No, none of that. I received a letter - addressed with my name - from the editors of Marie Claire, explaining that Budget Living had, for reasons unexplained but probably connected to money, ceased publication. Imagine that! Budget Living couldn't maintain its budget anymore apparently, so it went defunct. Since Budget Living and Marie Claire both fell under the Hearst family of publications, we would receive copies of Marie Claire until the time of our original Budget Living expiration.

I will share with you a portion of this letter - and tell me if you find some terrible mistake:
You will love Marie Claire because Marie Claire was created for a very special reader like you... a woman who demands substance, style and reality. Marie Claire helps you expand. Takes you to the corners of the earth to experience its sensations. See for yourself!
Notice anything? Marie Claire considers me to be a woman! "... a very special reader like you... a woman who demands..." Had they not just typed in my name at the top of the letter? Let's see - "Dear Matthew Brown:" Yes, they did. I'm willing to say that the name of Matthew is as masculine-sounding as a "Butch" or a "Jeremiah" or a "Malcolm." My name is obviously a man's name. Now, I went to school with a girl named Mattie, and Mattie is sometimes used as a nickname (though it never was for me) for a boy named Matthew. However, in this case, the girl's legal name was Mattie. It was not a shortened form of anything - it was Mattie, plain and simple. In this case, I don't see how the editors could consider the name of Matthew to be anything other than masculine.

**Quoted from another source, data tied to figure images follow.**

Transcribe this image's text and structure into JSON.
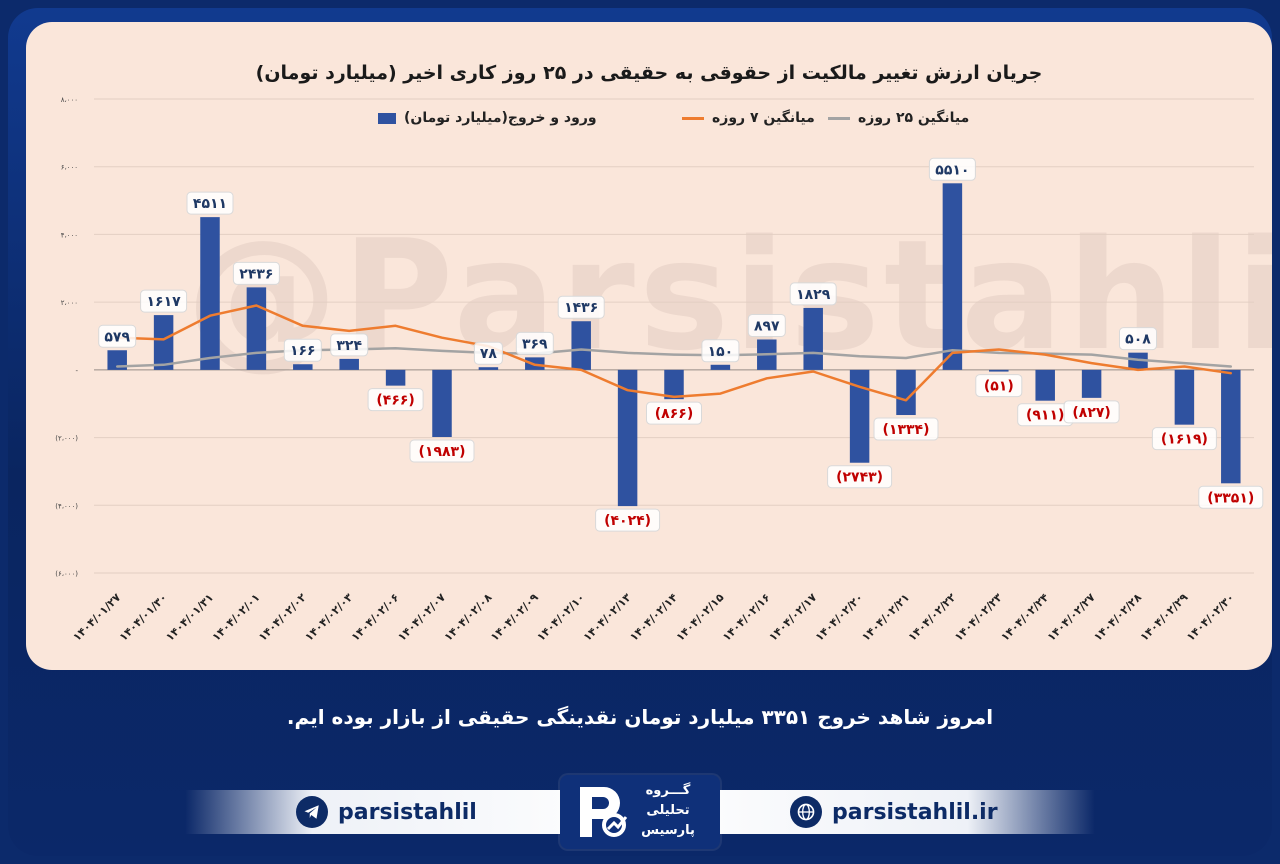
{
  "watermark": "@Parsistahlil",
  "caption": "امروز شاهد خروج ۳۳۵۱ میلیارد تومان نقدینگی حقیقی از بازار بوده ایم.",
  "footer": {
    "telegram_handle": "parsistahlil",
    "website": "parsistahlil.ir",
    "logo_lines": [
      "گـــروه",
      "تحلیلی",
      "پارسیس"
    ]
  },
  "colors": {
    "bar": "#2f52a0",
    "ma7": "#ee7c2f",
    "ma25": "#a3a3a3",
    "negative_label": "#c00000",
    "positive_label": "#1f3864"
  },
  "chart_data": {
    "type": "bar",
    "title": "جریان ارزش تغییر مالکیت از حقوقی به حقیقی در ۲۵ روز کاری اخیر (میلیارد تومان)",
    "ylim": [
      -6000,
      8000
    ],
    "yticks": [
      8000,
      6000,
      4000,
      2000,
      0,
      -2000,
      -4000,
      -6000
    ],
    "ytick_labels": [
      "۸،۰۰۰",
      "۶،۰۰۰",
      "۴،۰۰۰",
      "۲،۰۰۰",
      "-",
      "(۲،۰۰۰)",
      "(۴،۰۰۰)",
      "(۶،۰۰۰)"
    ],
    "grid": true,
    "legend_position": "top",
    "categories": [
      "۱۴۰۴/۰۱/۲۷",
      "۱۴۰۴/۰۱/۳۰",
      "۱۴۰۴/۰۱/۳۱",
      "۱۴۰۴/۰۲/۰۱",
      "۱۴۰۴/۰۲/۰۲",
      "۱۴۰۴/۰۲/۰۳",
      "۱۴۰۴/۰۲/۰۶",
      "۱۴۰۴/۰۲/۰۷",
      "۱۴۰۴/۰۲/۰۸",
      "۱۴۰۴/۰۲/۰۹",
      "۱۴۰۴/۰۲/۱۰",
      "۱۴۰۴/۰۲/۱۳",
      "۱۴۰۴/۰۲/۱۴",
      "۱۴۰۴/۰۲/۱۵",
      "۱۴۰۴/۰۲/۱۶",
      "۱۴۰۴/۰۲/۱۷",
      "۱۴۰۴/۰۲/۲۰",
      "۱۴۰۴/۰۲/۲۱",
      "۱۴۰۴/۰۲/۲۲",
      "۱۴۰۴/۰۲/۲۳",
      "۱۴۰۴/۰۲/۲۴",
      "۱۴۰۴/۰۲/۲۷",
      "۱۴۰۴/۰۲/۲۸",
      "۱۴۰۴/۰۲/۲۹",
      "۱۴۰۴/۰۲/۳۰"
    ],
    "series": [
      {
        "name": "ورود و خروج(میلیارد تومان)",
        "type": "bar",
        "values": [
          579,
          1617,
          4511,
          2436,
          166,
          324,
          -466,
          -1983,
          78,
          369,
          1436,
          -4024,
          -866,
          150,
          897,
          1829,
          -2743,
          -1334,
          5510,
          -51,
          -911,
          -827,
          508,
          -1619,
          -3351
        ],
        "labels": [
          "۵۷۹",
          "۱۶۱۷",
          "۴۵۱۱",
          "۲۴۳۶",
          "۱۶۶",
          "۳۲۴",
          "(۴۶۶)",
          "(۱۹۸۳)",
          "۷۸",
          "۳۶۹",
          "۱۴۳۶",
          "(۴۰۲۴)",
          "(۸۶۶)",
          "۱۵۰",
          "۸۹۷",
          "۱۸۲۹",
          "(۲۷۴۳)",
          "(۱۳۳۴)",
          "۵۵۱۰",
          "(۵۱)",
          "(۹۱۱)",
          "(۸۲۷)",
          "۵۰۸",
          "(۱۶۱۹)",
          "(۳۳۵۱)"
        ]
      },
      {
        "name": "میانگین ۷ روزه",
        "type": "line",
        "values": [
          950,
          900,
          1600,
          1900,
          1300,
          1150,
          1300,
          950,
          700,
          150,
          0,
          -600,
          -800,
          -700,
          -250,
          -50,
          -500,
          -900,
          500,
          600,
          450,
          200,
          0,
          100,
          -100
        ]
      },
      {
        "name": "میانگین ۲۵ روزه",
        "type": "line",
        "values": [
          100,
          150,
          350,
          500,
          580,
          600,
          640,
          560,
          500,
          480,
          600,
          500,
          450,
          430,
          460,
          500,
          400,
          350,
          580,
          500,
          480,
          450,
          300,
          200,
          100
        ]
      }
    ]
  }
}
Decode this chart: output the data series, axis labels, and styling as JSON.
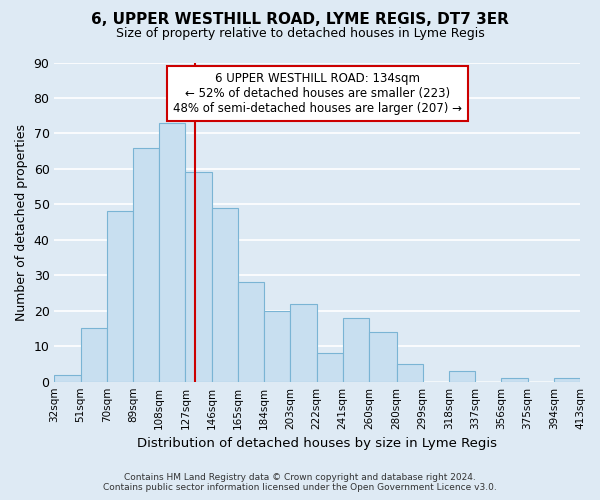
{
  "title": "6, UPPER WESTHILL ROAD, LYME REGIS, DT7 3ER",
  "subtitle": "Size of property relative to detached houses in Lyme Regis",
  "xlabel": "Distribution of detached houses by size in Lyme Regis",
  "ylabel": "Number of detached properties",
  "footer_line1": "Contains HM Land Registry data © Crown copyright and database right 2024.",
  "footer_line2": "Contains public sector information licensed under the Open Government Licence v3.0.",
  "annotation_line1": "6 UPPER WESTHILL ROAD: 134sqm",
  "annotation_line2": "← 52% of detached houses are smaller (223)",
  "annotation_line3": "48% of semi-detached houses are larger (207) →",
  "bar_edges": [
    32,
    51,
    70,
    89,
    108,
    127,
    146,
    165,
    184,
    203,
    222,
    241,
    260,
    280,
    299,
    318,
    337,
    356,
    375,
    394,
    413
  ],
  "bar_heights": [
    2,
    15,
    48,
    66,
    73,
    59,
    49,
    28,
    20,
    22,
    8,
    18,
    14,
    5,
    0,
    3,
    0,
    1,
    0,
    1
  ],
  "bar_color": "#c8dff0",
  "bar_edge_color": "#7ab4d4",
  "property_line_x": 134,
  "property_line_color": "#cc0000",
  "ylim": [
    0,
    90
  ],
  "yticks": [
    0,
    10,
    20,
    30,
    40,
    50,
    60,
    70,
    80,
    90
  ],
  "xtick_labels": [
    "32sqm",
    "51sqm",
    "70sqm",
    "89sqm",
    "108sqm",
    "127sqm",
    "146sqm",
    "165sqm",
    "184sqm",
    "203sqm",
    "222sqm",
    "241sqm",
    "260sqm",
    "280sqm",
    "299sqm",
    "318sqm",
    "337sqm",
    "356sqm",
    "375sqm",
    "394sqm",
    "413sqm"
  ],
  "annotation_box_color": "#ffffff",
  "annotation_box_edge": "#cc0000",
  "grid_color": "#ffffff",
  "bg_color": "#deeaf4"
}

I realize that this was most likely a form letter that a plethora of readers received, and the only thing different in each letter was the name so that the subscribers would believe that this was a personal letter sent to them. Probably the majority of those who received such letters were women, so I can see how the letter would include the "reader like you... a woman" line.

But that doesn't make me feel any better. I may have to watch a few more football games so I can feel more like a man. Maybe I'll go beat a drum in the woods. Or perhaps I'll just go take a shower, and not use the loofah and body wash that smells of musk and vanilla...


  1. Thanks for giving me a good laugh this morning. Hope things are going well with the new house. Post some pictures so we can see it. Be sure to change your address for your new mag "Marie Claire" so you don't miss out on how women do things.

  2. Okay, now you both made me laugh...

  3. And your going to do all of those things while watching your favorite T.V. personality, Martha Stewart!

  4. Now this was a funny story! Look at it this way, now you'll get some helpful tips about using that loofah and vanilla body wash. :-) And maybe you could post an occasional recipe! heh.